Some of the best kayaking and canoeing of the year occur in the late summer and early fall. The air’s a little cooler. There are fewer people around. And there is this sense of appreciation to be out there paddling before having to hang it all up for the winter season. However, this is also a fairly dangerous time of year to canoe or kayak for many of the same reasons. Here are some fall kayaking and canoeing watch-outs to keep in mind.
Don’t Underestimate the Cold While Kayaking in the Fall
So you’ve just come out of some hot summer paddling and all that goes along with it. Taking routine swims or even practicing kayak rolls was just routine. You could count on the sun to warm you right up and it was actually a wonderful respite to get wet. Of course, in the winter months, you know better than to get unnecessarily wet. However, the late summer and early fall are tricky times for kayakers and canoeists. It’s difficult to break the habit of taking a dip, getting wet, and underdressing.
When you set out, it might actually be warm. But get down into a canyon, into the shade, or out to see and it becomes cool really quickly. Don’t risk being uncomfortably cold and possible hypothermia because you’re unprepared and too far from your civilization to get warm. Be sure to dress for colder water conditions and overall safety.
The Days are Shorter at the End of the Season
Toward the end of the summer and into the fall, the days start getting shorter and shorter. Gone are the days when it is daylight past eight o’clock. You’re looking at a dark setting in around 6 and then 5. With the setting sun, this time of year comes the cold. Cold and dark are not friends of kayakers or canoeists.
Be sure to plan your trip to beat the sun off the water. Really, you need to beat the sun to your car. Many people during this time of year get off the water in time, but due to shuttle and take-out situations are left wet, cold, and in the dark while waiting for a ride.
Water and Weather: Expect the Unexpected
Season change also brings changes in the tides and currents. Also, there are often dam releases, letting go of excess water in reservoirs in anticipation of winter. The point is there is usually a distinct shift in the character of the water you are paddling in the fall from that of the summer. Be aware of it.
Along very similar lines, the fall is a time of year when the weather can shift without much notice. So, while researching the water conditions, be sure to understand the risks of weather rolling in and how that could affect your canoe and kayak trip.

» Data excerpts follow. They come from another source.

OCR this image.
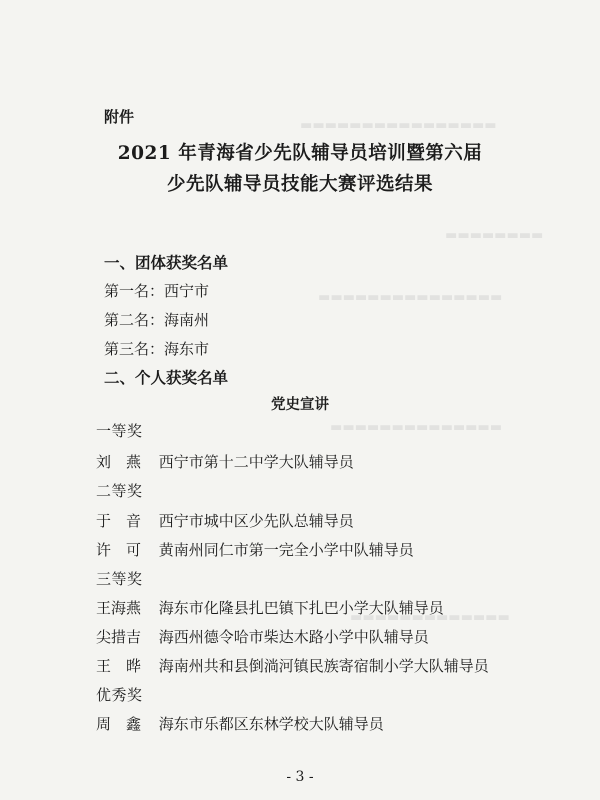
▬▬▬▬▬▬▬▬▬▬▬▬▬▬▬▬
▬▬▬▬▬▬▬▬
▬▬▬▬▬▬▬▬▬▬▬▬▬▬▬
▬▬▬▬▬▬▬▬▬▬▬▬▬▬
▬▬▬▬▬▬▬▬▬▬▬▬▬
附件
2021 年青海省少先队辅导员培训暨第六届
少先队辅导员技能大赛评选结果
一、团体获奖名单
第一名：西宁市
第二名：海南州
第三名：海东市
二、个人获奖名单
党史宣讲
一等奖
刘　燕 西宁市第十二中学大队辅导员
二等奖
于　音 西宁市城中区少先队总辅导员
许　可 黄南州同仁市第一完全小学中队辅导员
三等奖
王海燕 海东市化隆县扎巴镇下扎巴小学大队辅导员
尖措吉 海西州德令哈市柴达木路小学中队辅导员
王　晔 海南州共和县倒淌河镇民族寄宿制小学大队辅导员
优秀奖
周　鑫 海东市乐都区东林学校大队辅导员
- 3 -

Fighting against wind or rain with hours left in a trip is not a fun way to spend an afternoon.
You’re on Your Own When Kayaking in the Fall
Padders are a crazy bunch. We are out on the water when everyone else is inside. Whether rain or shine, warm or cold, and in season or out of it, kayakers and canoeists are paddling. Of course, local authorities aren’t thinking that and it means the general public isn’t around either.

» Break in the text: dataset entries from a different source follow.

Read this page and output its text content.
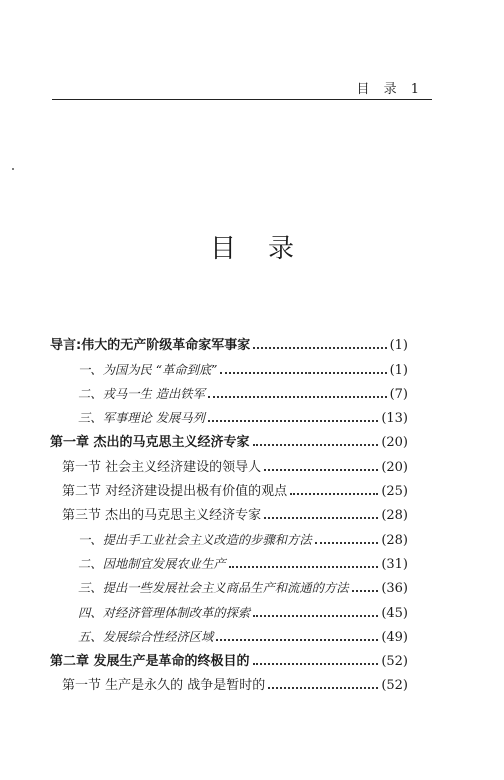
目 录 1
目录
导言:伟大的无产阶级革命家军事家	(1)
一、为国为民 “革命到底”	(1)
二、戎马一生 造出铁军	(7)
三、军事理论 发展马列	(13)
第一章 杰出的马克思主义经济专家	(20)
第一节 社会主义经济建设的领导人	(20)
第二节 对经济建设提出极有价值的观点	(25)
第三节 杰出的马克思主义经济专家	(28)
一、提出手工业社会主义改造的步骤和方法	(28)
二、因地制宜发展农业生产	(31)
三、提出一些发展社会主义商品生产和流通的方法	(36)
四、对经济管理体制改革的探索	(45)
五、发展综合性经济区域	(49)
第二章 发展生产是革命的终极目的	(52)
第一节 生产是永久的 战争是暂时的	(52)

In other words, paddling in the months leading up to winter often means you’re out on the water alone, and when people aren’t expecting nor looking for distress calls. Have a contact plan. Tell someone close to you what you’re doing, where you’re going, and when they can expect to hear from you. Also, be sure to have all of your safety gear as well as cold-water apparel with you. This means packing a dry bag with some essentials just in case you need them.

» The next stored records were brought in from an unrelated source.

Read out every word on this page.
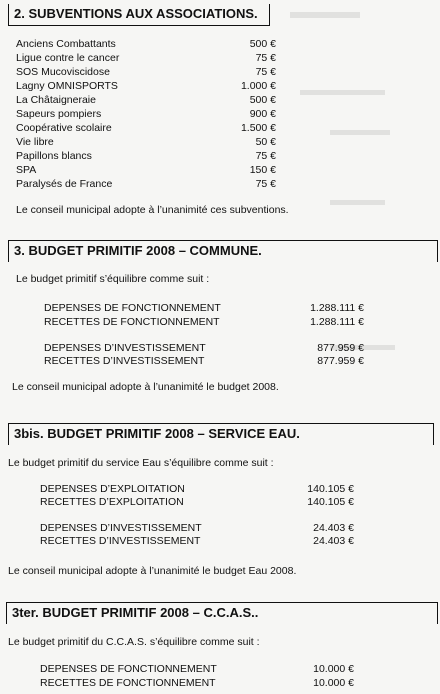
2. SUBVENTIONS AUX ASSOCIATIONS.
Anciens Combattants	500 €
Ligue contre le cancer	75 €
SOS Mucoviscidose	75 €
Lagny OMNISPORTS	1.000 €
La Châtaigneraie	500 €
Sapeurs pompiers	900 €
Coopérative scolaire	1.500 €
Vie libre	50 €
Papillons blancs	75 €
SPA	150 €
Paralysés de France	75 €
Le conseil municipal adopte à l’unanimité ces subventions.
3. BUDGET PRIMITIF 2008 – COMMUNE.
Le budget primitif s’équilibre comme suit :
DEPENSES DE FONCTIONNEMENT	1.288.111 €
RECETTES DE FONCTIONNEMENT	1.288.111 €
DEPENSES D’INVESTISSEMENT	877.959 €
RECETTES D’INVESTISSEMENT	877.959 €
Le conseil municipal adopte à l’unanimité le budget 2008.
3bis. BUDGET PRIMITIF 2008 – SERVICE EAU.
Le budget primitif du service Eau s’équilibre comme suit :
DEPENSES D’EXPLOITATION	140.105 €
RECETTES D’EXPLOITATION	140.105 €
DEPENSES D’INVESTISSEMENT	24.403 €
RECETTES D’INVESTISSEMENT	24.403 €
Le conseil municipal adopte à l’unanimité le budget Eau 2008.
3ter. BUDGET PRIMITIF 2008 – C.C.A.S..
Le budget primitif du C.C.A.S. s’équilibre comme suit :
DEPENSES DE FONCTIONNEMENT	10.000 €
RECETTES DE FONCTIONNEMENT	10.000 €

Last Minute Trips Lead to Unpreparedness
Fall kayaking trips are often planned last minute while trying to take advantage of every ounce of nice weather before it gets too cold. These last-minute excursions can mean proper planning is foregone in the haste to get on the water. Don’t take these shortcuts.
You can eliminate a lot of frustration by having your kayaking gear and canoeing gear ready to go with this time of year in mind. This way when the opportunity presents itself, you can grab your stuff and get out on the water.
Parting Thoughts About Fall Paddling
So, yes, make the most of every opportunity to paddle before things freeze up. Yes, enjoy the fact that there are no crowds, the air feels nice, and the foliage is breathtaking. But, also be sure to plan ahead, be aware, and don’t cut corners. If you do that you’ll be sure to enjoy your fall kayaking and canoeing excursion before having to hang your gear up for the winter.